Daily dose of philosophy

In his Critique of Practical Reason Immanuel Kant elaborates on his ideas about how moral judgments can be made. A maxim, a moral belief, must stand the test of the ‘categorical imperative’ before it can become a moral law. Moral laws, thus believes Kant, are not contingent, they are not ‘hypothetical’ imperatives, but universal principles, ‘categorical’ imperatives. Pure reason fails in the area of knowledge, but comes into its own in the area of moral judgments. We can rationally figure out what to do by identifying the principle that lies behind a proposed course of action: What do I commit myself to by doing x?
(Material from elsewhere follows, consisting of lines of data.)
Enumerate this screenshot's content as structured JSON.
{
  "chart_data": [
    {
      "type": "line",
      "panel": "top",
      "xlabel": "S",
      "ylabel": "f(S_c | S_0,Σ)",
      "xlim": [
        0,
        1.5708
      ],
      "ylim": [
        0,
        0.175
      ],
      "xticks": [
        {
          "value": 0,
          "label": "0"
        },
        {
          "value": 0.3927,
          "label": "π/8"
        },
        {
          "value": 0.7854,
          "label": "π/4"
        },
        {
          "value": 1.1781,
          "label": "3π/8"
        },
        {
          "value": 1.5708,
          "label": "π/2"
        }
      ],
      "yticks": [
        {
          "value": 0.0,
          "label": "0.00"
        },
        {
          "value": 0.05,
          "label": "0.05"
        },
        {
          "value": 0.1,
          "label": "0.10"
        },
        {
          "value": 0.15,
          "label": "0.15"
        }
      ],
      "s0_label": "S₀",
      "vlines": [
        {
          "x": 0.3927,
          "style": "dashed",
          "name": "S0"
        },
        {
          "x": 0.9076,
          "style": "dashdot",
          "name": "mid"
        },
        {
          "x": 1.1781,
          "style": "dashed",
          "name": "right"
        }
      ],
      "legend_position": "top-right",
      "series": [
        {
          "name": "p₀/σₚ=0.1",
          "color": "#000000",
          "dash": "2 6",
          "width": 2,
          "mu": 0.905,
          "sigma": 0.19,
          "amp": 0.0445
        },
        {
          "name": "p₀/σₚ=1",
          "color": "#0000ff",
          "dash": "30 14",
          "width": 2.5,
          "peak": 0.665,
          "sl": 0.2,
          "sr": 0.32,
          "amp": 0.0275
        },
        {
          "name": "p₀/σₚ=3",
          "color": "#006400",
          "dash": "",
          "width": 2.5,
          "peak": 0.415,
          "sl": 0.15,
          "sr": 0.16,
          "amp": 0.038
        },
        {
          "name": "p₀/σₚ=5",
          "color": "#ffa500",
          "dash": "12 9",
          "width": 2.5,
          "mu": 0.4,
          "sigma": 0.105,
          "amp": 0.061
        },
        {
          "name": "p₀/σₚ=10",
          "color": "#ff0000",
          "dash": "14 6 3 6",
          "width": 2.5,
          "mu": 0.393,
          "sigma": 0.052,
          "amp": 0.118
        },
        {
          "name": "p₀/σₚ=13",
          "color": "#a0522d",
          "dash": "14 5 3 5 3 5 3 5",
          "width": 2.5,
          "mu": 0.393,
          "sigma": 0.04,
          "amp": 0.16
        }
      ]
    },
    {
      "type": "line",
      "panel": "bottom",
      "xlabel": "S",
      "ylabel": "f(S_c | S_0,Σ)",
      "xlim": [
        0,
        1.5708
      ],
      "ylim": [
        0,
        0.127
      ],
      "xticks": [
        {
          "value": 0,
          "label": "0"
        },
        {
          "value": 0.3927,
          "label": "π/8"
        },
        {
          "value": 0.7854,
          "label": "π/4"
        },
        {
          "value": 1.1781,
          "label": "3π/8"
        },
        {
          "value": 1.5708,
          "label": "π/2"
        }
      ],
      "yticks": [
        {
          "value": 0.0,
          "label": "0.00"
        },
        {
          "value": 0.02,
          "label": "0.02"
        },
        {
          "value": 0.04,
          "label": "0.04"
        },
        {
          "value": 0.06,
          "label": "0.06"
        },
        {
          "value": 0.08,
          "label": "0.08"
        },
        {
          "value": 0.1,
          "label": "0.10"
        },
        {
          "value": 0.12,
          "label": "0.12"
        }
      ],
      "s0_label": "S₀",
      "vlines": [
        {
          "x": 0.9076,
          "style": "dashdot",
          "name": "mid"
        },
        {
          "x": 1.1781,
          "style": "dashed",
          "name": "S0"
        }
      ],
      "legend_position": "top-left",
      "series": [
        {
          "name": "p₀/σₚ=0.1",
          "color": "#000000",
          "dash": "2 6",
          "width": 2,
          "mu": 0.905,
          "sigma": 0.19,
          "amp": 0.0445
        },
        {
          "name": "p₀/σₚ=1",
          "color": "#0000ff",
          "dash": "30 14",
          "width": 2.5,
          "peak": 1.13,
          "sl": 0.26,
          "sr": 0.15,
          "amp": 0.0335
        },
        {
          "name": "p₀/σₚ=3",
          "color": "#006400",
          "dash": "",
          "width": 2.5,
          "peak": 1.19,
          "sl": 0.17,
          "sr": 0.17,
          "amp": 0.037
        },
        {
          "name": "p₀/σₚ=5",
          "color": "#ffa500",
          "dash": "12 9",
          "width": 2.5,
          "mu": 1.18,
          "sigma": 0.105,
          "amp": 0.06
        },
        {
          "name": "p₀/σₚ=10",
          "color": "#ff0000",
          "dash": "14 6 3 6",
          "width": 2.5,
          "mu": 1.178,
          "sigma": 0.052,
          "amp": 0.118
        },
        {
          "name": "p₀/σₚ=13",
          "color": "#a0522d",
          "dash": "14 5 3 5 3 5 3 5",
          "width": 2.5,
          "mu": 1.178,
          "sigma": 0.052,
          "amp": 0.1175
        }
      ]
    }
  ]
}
Next, we need to find out whether the principle can be a categorical imperative by asking ourselves if we could will it to be a universal law, as unbreakable as a natural law. The categorical imperative is strongly bound up with a belief in the dignity of the human individual. It would be absurd to deny that all human beings are moral lawgivers, and as such merit our respect. It is therefore rational to treat them accordingly, i.e. never to simply use others for our own ends but to respect that they too have ends. --

This is Professor James Dwyer's point, the dignity of children is not respected by parents that indoctrinate them (or have others do it for them) into a religion. Using your child to further the growth of or sustain a sect or church (such as the Catholics are famous for doing) is reducing them to instruments the institution can manipulate.

Parents also consign their children to a religion for egotistical reasons to demonstrate they are pious or they simply bow to pressure from ecclesiastical authority to achieve their approval and good standing.

Children have a right to choose their own beliefs when they grow to maturity.